Matthew Bourne’s Swan Lake retains its wild heart
From the superstars of the Bolshoi to Billy Elliot raising money for a bus ticket to London, the history of the male ballet dancer is a checkered one- as filled with triumph and acclaim as derision and neglect. Few modern stagings have carved their place in the history of the male ballet star, or indeed into the form itself as Matthew Bourne’s Swan Lake. A punk rock reimagining, at the time of its first performance it took the Tchaikovsky scored classic and tried to blow it up from the inside, feathered tutus and all. Bourne recounts that during its first run little girls left the performances in tears, sobbing that their parents had bought tickets to the wrong Swan Lake. Perhaps only a stranger to the worlds of buns and pointe shoes, as Bourne was at the time, would’ve dared such a thing.

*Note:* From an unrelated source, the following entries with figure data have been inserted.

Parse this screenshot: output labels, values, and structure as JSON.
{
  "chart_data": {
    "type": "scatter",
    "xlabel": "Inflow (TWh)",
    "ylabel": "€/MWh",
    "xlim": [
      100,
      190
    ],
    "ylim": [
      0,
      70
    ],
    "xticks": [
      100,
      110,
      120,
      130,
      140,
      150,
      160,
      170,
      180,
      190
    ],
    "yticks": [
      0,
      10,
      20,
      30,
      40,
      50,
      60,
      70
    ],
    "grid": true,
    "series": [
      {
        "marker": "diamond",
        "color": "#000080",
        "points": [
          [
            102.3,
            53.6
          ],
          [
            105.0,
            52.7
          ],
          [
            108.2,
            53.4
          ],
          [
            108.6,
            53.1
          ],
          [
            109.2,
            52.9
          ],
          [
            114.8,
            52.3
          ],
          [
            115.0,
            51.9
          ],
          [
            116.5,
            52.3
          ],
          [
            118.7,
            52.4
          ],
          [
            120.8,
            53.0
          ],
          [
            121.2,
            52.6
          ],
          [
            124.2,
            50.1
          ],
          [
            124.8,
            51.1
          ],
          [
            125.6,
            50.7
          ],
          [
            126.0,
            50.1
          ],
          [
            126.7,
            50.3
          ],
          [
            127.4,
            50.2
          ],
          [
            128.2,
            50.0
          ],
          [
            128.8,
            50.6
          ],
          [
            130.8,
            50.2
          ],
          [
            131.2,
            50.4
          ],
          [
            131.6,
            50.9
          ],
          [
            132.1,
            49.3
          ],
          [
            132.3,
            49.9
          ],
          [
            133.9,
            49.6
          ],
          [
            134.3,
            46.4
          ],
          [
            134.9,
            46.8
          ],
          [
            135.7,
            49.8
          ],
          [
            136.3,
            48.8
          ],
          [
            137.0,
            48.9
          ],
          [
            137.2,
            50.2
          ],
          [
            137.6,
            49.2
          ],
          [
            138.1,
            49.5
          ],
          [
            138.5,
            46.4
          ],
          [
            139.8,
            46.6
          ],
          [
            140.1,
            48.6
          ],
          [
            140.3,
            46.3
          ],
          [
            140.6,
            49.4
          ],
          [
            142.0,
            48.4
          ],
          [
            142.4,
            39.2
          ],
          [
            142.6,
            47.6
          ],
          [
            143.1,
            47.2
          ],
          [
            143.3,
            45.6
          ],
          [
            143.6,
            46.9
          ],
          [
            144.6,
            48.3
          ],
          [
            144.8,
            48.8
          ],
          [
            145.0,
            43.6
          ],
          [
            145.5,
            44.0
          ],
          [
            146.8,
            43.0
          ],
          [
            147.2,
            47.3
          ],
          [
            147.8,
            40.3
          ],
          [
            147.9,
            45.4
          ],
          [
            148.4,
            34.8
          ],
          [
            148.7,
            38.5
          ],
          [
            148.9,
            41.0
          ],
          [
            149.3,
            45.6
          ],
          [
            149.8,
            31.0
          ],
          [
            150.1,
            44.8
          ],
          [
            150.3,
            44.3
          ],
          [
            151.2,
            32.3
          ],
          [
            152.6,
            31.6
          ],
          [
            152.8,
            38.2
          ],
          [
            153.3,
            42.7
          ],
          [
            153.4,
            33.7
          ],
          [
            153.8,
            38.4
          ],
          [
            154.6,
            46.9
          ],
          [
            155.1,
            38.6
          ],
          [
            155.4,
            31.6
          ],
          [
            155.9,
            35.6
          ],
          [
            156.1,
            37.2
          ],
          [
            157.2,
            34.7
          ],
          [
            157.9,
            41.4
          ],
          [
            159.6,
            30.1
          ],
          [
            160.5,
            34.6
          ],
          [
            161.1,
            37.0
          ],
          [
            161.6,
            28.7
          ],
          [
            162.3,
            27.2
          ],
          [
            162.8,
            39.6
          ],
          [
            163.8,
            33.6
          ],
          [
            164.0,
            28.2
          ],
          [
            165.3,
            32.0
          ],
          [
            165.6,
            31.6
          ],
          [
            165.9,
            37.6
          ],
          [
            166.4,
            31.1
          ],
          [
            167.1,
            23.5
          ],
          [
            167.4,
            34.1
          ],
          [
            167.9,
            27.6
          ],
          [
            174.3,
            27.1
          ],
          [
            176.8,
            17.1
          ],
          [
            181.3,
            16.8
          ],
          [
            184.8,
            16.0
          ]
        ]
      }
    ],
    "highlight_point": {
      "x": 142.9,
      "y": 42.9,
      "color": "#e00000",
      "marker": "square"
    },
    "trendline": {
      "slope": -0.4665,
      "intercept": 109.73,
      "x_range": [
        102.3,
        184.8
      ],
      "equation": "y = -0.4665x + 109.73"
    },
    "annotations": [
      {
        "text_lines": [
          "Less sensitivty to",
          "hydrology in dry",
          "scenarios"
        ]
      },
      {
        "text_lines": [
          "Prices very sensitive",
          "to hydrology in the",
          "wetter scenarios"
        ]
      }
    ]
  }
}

Watching this revival I was struck by how profound a transformation Bourne’s staging is from the original. This is no gimmicky gender-swap, but a shift in tone, message, and story. I was struck too at how similar it seemed to Ballet Black’s Midsummer’s Night Dream that was performed at The Barbican some months go, evidence that Bourne has had an influence in modern ballet that has stood the test of time. In Bourne’s Swan Lake we follow a pampered but affection-deprived Prince as he seems to find love, is betrayed, then finds passion and freedom in the unlikeliest of places. Will Bozier is tremendous as the Swan; bare chested, forehead marked with war paint, he dances with muscularity and avian grace. If the traditional tutu-performances of Swan Lake depict the swans with the ethereal beauty of Edwardian paintings, Bourne’s swans bare their dinosaur hearts. Sometimes ungainly, sometimes ferocious, always otherworldly they disrupt the proper-ness of the palace scenes with wildness. Bourne’s staging has always been hailed as “the gay Swan Lake”, certainly the pas-de-deux between the Prince (Dominic North) and the Swan King are passionate and tender, but it is also an ode to the chaos of nature, a rejection of rigid rules and carefully observed manners. Peppered with pantomime-esque humour, the staging sings with irreverent energy, in particular, Carrie Willis as the The Girlfriend is scene-stealingly good.
If casting the Swan Queen and her cast of swans as male dancers was a challenge in the 90s then maintaining that sense of revolution and drama, nearly twenty years later as the now classic returns to Sadler’s Wells is no less of a feat. With humour, great verve, and a fantastic corps of dancers, Swan Lake delivers.